Jan. 19th, 2012 02:30 pm
peteryoung: (Valis)


1) Ahmed Khaled Towfik, Utopia, 2009
Sometime in the mid-21st Century, Utopia exists as a large enclave of well-off Egyptians, living behind high walls on the north Egyptian coastline and protected by the US military. Meanwhile, the rest of the country has been left to descend into anarchy and barbarism. One of the sports favoured by the affluent and bored Utopian youth is to venture outside Utopia's walls and return with a trophy – usually a body part of some semi-feral non-Utopian – and when one such venture goes wrong the antagonists are on the receiving end of an unexpectedly beneficial turn of events. You could reasonably expect Utopia to be a rather brutal bildungsroman, but the life lessons taught to the selfish Utopians are not learned, in fact they're rejected in favour of a restatement of their born superiority. This is a well-written and rather chilling book, as might be expected of the Arab world's leading writer of horror and fantasy, and is one that I cautiously recommend.

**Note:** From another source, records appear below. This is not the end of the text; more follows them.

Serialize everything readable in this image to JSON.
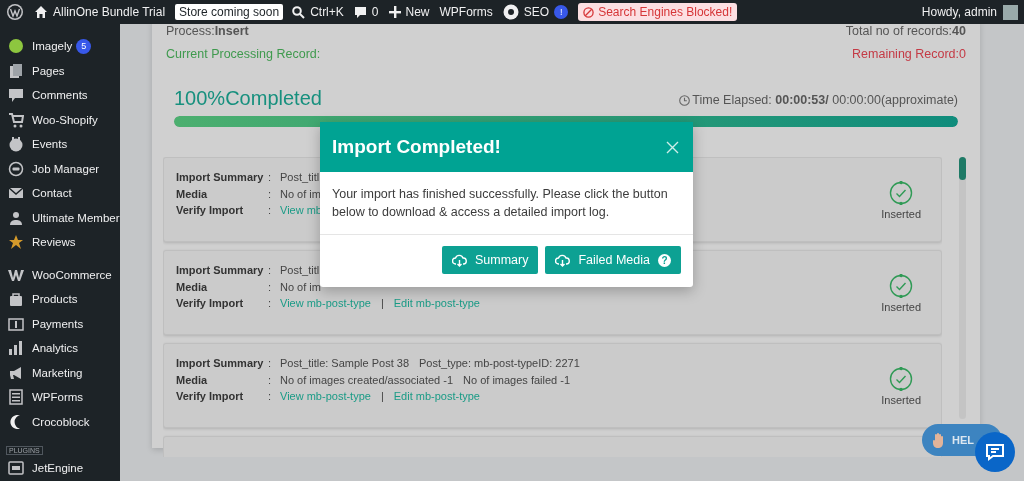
{
  "admin_bar": {
    "site": "AllinOne Bundle Trial",
    "store_badge": "Store coming soon",
    "search": "Ctrl+K",
    "comments": "0",
    "new": "New",
    "wpforms": "WPForms",
    "seo": "SEO",
    "seo_badge": "!",
    "alert": "Search Engines Blocked!",
    "greeting": "Howdy, admin"
  },
  "sidebar": {
    "groups": [
      {
        "items": [
          {
            "label": "Imagely",
            "badge": "5"
          },
          {
            "label": "Pages"
          },
          {
            "label": "Comments"
          },
          {
            "label": "Woo-Shopify"
          },
          {
            "label": "Events"
          },
          {
            "label": "Job Manager"
          },
          {
            "label": "Contact"
          },
          {
            "label": "Ultimate Member"
          },
          {
            "label": "Reviews"
          }
        ]
      },
      {
        "items": [
          {
            "label": "WooCommerce"
          },
          {
            "label": "Products"
          },
          {
            "label": "Payments"
          },
          {
            "label": "Analytics"
          },
          {
            "label": "Marketing"
          },
          {
            "label": "WPForms"
          },
          {
            "label": "Crocoblock"
          }
        ]
      },
      {
        "heading": "PLUGINS",
        "items": [
          {
            "label": "JetEngine"
          }
        ]
      }
    ]
  },
  "status": {
    "process": "Process:**Insert**",
    "total": "Total no of records:**40**",
    "current": "Current Processing Record:",
    "remaining": "Remaining Record:0"
  },
  "progress": {
    "label": "100%Completed",
    "time": "Time Elapsed: **00:00:53/** 00:00:00(approximate)",
    "level": 1
  },
  "records": [
    {
      "rows": [
        {
          "kind": "text",
          "label": "Import Summary",
          "colon": ":",
          "values": [
            "Post_titl"
          ]
        },
        {
          "kind": "text",
          "label": "Media",
          "colon": ":",
          "values": [
            "No of im"
          ]
        },
        {
          "kind": "links",
          "label": "Verify Import",
          "colon": ":",
          "links": [
            "View mb"
          ]
        }
      ],
      "status": "Inserted"
    },
    {
      "rows": [
        {
          "kind": "text",
          "label": "Import Summary",
          "colon": ":",
          "values": [
            "Post_titl"
          ]
        },
        {
          "kind": "text",
          "label": "Media",
          "colon": ":",
          "values": [
            "No of im"
          ]
        },
        {
          "kind": "links",
          "label": "Verify Import",
          "colon": ":",
          "links": [
            "View mb-post-type",
            "Edit mb-post-type"
          ],
          "divider": "|"
        }
      ],
      "status": "Inserted"
    },
    {
      "rows": [
        {
          "kind": "text",
          "label": "Import Summary",
          "colon": ":",
          "values": [
            "Post_title: Sample Post 38",
            "Post_type: mb-post-typeID: 2271"
          ]
        },
        {
          "kind": "text",
          "label": "Media",
          "colon": ":",
          "values": [
            "No of images created/associated -1",
            "No of images failed -1"
          ]
        },
        {
          "kind": "links",
          "label": "Verify Import",
          "colon": ":",
          "links": [
            "View mb-post-type",
            "Edit mb-post-type"
          ],
          "divider": "|"
        }
      ],
      "status": "Inserted"
    }
  ],
  "modal": {
    "title": "Import Completed!",
    "message": "Your import has finished successfully. Please click the button below to download & access a detailed import log.",
    "buttons": [
      {
        "label": "Summary"
      },
      {
        "label": "Failed Media",
        "badge": "?"
      }
    ]
  },
  "help": {
    "label": "HEL"
  }
}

Towfik spares no polite sensibilities the reader may have – no characters are particularly likeable or even admirable, and they are all put through their own versions of hell. Utopia was first published in Arabic in 2009 more than a year before the so-called 'Arab Spring', yet in a brief note at the beginning Towfik states he believes a place like Utopia will certainly exist in Egypt in the near future. Such is the depth of cynicism on display here that I doubt any of that sentiment will have changed.

2012 books

Jan. 19th, 2012 02:56 pm
peteryoung: (Valis)


2) Larry Niven, Ringworld, 1970  ( RE-READ )
Still very much into my exploration of early Niven, I do wonder how Niven feels today about most people still reckoning his crowning moment was something he wrote more than forty years ago. I think I first read this in 1976 and Ringworld has lost none of its energy, particularly the opening few chapters which positively sparkle with crackling dialogue and quickly-sketched scenes that still manage to come vividly alive. The argumentative quartet of humans and aliens setting out to explore the Ringworld artefact were memorable enough for me to want to revisit this universe when the first sequel appeared in 1979 yet that's something I never got around to, so Ringworld was a rather necessary re-read before picking up The Ringworld Engineers. Yes, it felt great to read this again.

Jan. 19th, 2012 05:29 pm
peteryoung: (Default)
A belated Very Happy Fannish Birthday to [livejournal.com profile] pigeonhed, and the on-time variety to [livejournal.com profile] asfi.